The index measured daily composite jet-fuel prices for Chicago, Houston, Los Angeles, and New York. “The [airline] industry is very concerned about fuel, said Mary Frances Fagan, spokesperson of American Airlines. “It’s a cost that is just sky-rocketing—I don’t use that word lightly.”

The airline industry began on $30 barrel fuels. “It costs almost $130 a barrel today,” Fagan said.

U.S. passenger and cargo airlines need around 415 million barrels annually, according to Airlines for America.
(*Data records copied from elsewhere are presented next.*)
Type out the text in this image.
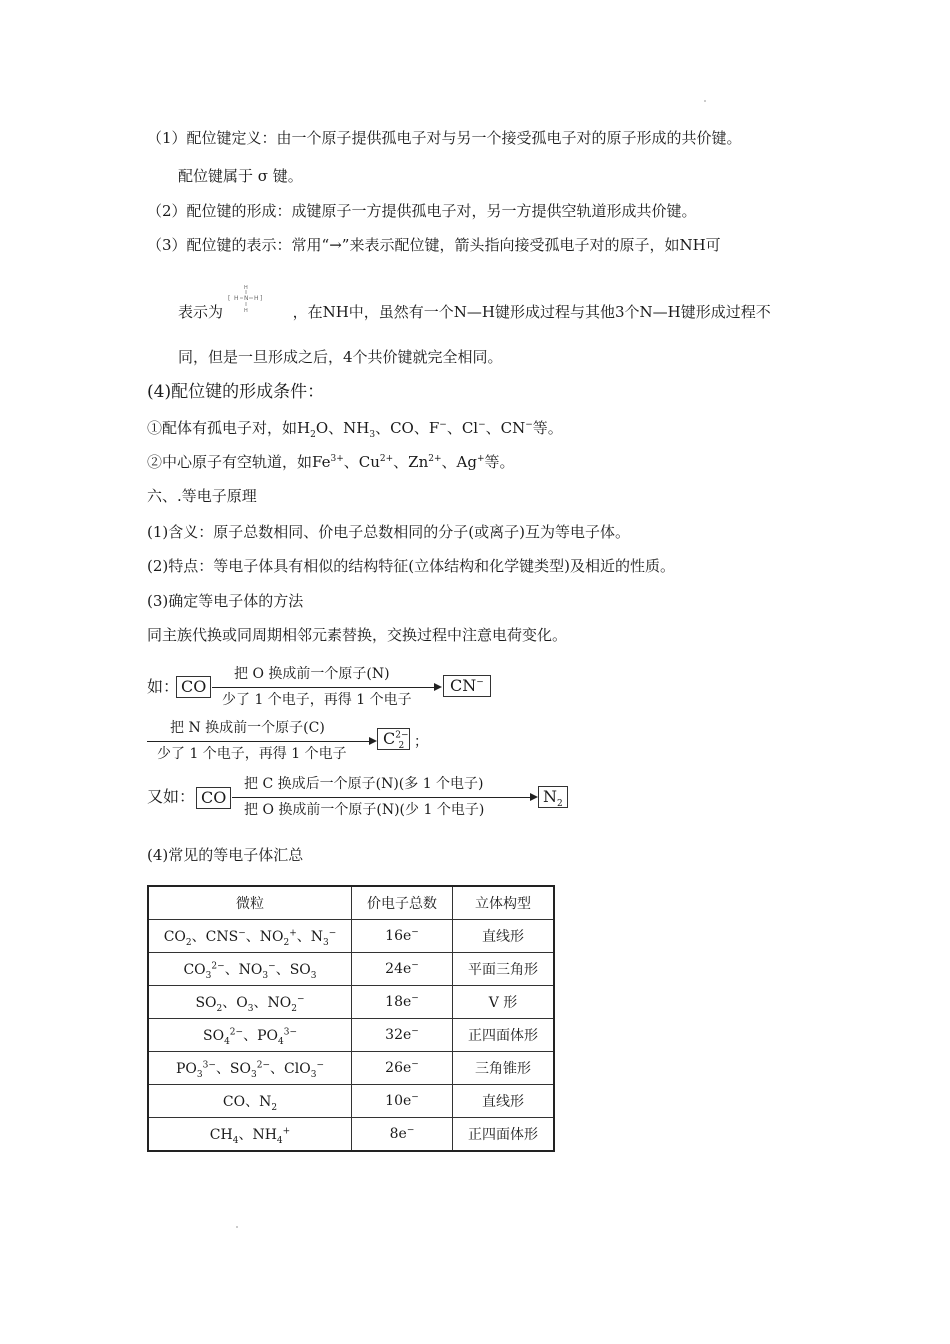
（1）配位键定义：由一个原子提供孤电子对与另一个接受孤电子对的原子形成的共价键。
配位键属于 σ 键。
（2）配位键的形成：成键原子一方提供孤电子对，另一方提供空轨道形成共价键。
（3）配位键的表示：常用“→”来表示配位键，箭头指向接受孤电子对的原子，如NH可
表示为	，在NH中，虽然有一个N—H键形成过程与其他3个N—H键形成过程不
[ H N H ]
H
H
同，但是一旦形成之后，4个共价键就完全相同。
(4)配位键的形成条件：
①配体有孤电子对，如$H_2O$、$NH_3$、CO、F−、Cl−、CN−等。
②中心原子有空轨道，如$Fe^{3+}$、$Cu^{2+}$、$Zn^{2+}$、Ag+等。
六、.等电子原理
(1)含义：原子总数相同、价电子总数相同的分子(或离子)互为等电子体。
(2)特点：等电子体具有相似的结构特征(立体结构和化学键类型)及相近的性质。
(3)确定等电子体的方法
同主族代换或同周期相邻元素替换，交换过程中注意电荷变化。
如： CO
把 O 换成前一个原子(N)
少了 1 个电子，再得 1 个电子
CN−
把 N 换成前一个原子(C)
少了 1 个电子，再得 1 个电子
$C^{2-}_2$ ；
又如： CO
把 C 换成后一个原子(N)(多 1 个电子)
把 O 换成前一个原子(N)(少 1 个电子)
$N_2$
(4)常见的等电子体汇总
微粒	价电子总数	立体构型
$CO_2$、CNS−、$NO_2^+$、$N_3^-$	16e−	直线形
$CO_3^{2-}$、$NO_3^-$、$SO_3$	24e−	平面三角形
$SO_2$、$O_3$、$NO_2^-$	18e−	V 形
$SO_4^{2-}$、$PO_4^{3-}$	32e−	正四面体形
$PO_3^{3-}$、$SO_3^{2-}$、ClO$_3$−	26e−	三角锥形
CO、$N_2$	10e−	直线形
$CH_4$、$NH_4^+$	8e−	正四面体形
Every penny added in the price of a gallon of jet fuel translates into an additional $175 million in annual fuel costs for U.S. airlines.

“So if the price were a dollar higher over the course of one year, that would translate to about $17.5 billion more in operating expenses,” according to the Airlines for America website.

For every penny added in the cost of a jet fuel gallon for American Airlines alone means an additional $25 million annual cost for them, states the American Airlines website. Fuel prices are influenced by various global factors, especially the price of crude oil.

“A consent decree with the U.S. Department of Justice bars us from discussing fares,” Fagan told The Epoch Times.

Airlines Take Innovative Action

On certain routes, American Airline crews replace “cases full of heavy books and paper graphs” with iPads, Fagan said.

“You may think it doesn’t mean much—but it does,” she said.

“We have government approval,” Fagan reassures.

When planes are taxiing, running on the airport and not about to take off, they switch to one engine instead of two. Pilots using single engines during taxiing saves 2.8 million gallons of fuel and reduces CO2 emissions by nearly 60 million pounds annually, states the American Airlines website.

The above are a part of the American Airlines Fuel Smart program, which started in 2005. It had a savings rate of 123 million annual gallons of fuel by 2010.

Delta Airlines saves on fuel by reducing 2–3 less seat miles from their schedule. The reduction is taken from unprofitable flights.

“It doesn’t affect individual flights or passenger comfort, just a reflection of our total schedule of flying being cut slightly,” said Eric Torbenson, senior manager Delta Air Lines.

Jobs Remain Stable in Airline Industry

“We have not cut front-line jobs because of the higher fuel prices,” Torbenson said. Delta has “remained profitable” despite fuel price increases.

“We think the outlook for Delta is bright,” he said.

Alaska Airlines has had no layoffs either. “We recently reported a profitable year for 2010 and our employees received profit sharing in excess of one month’s pay, said Marianne Lindsey, spokesperson of Alaska Airlines.

During the recession, Dave Barger, CEO of JetBlue Airways, was the “only person to take a pay cut.” He voluntarily gave up half his salary in 2009,” said Tamara Young, manager of corporate communications at JetBlue.

Various employees from JetBlue Airways have relocated due to eliminated positions, but “we have never laid-off a crew member,” Young said.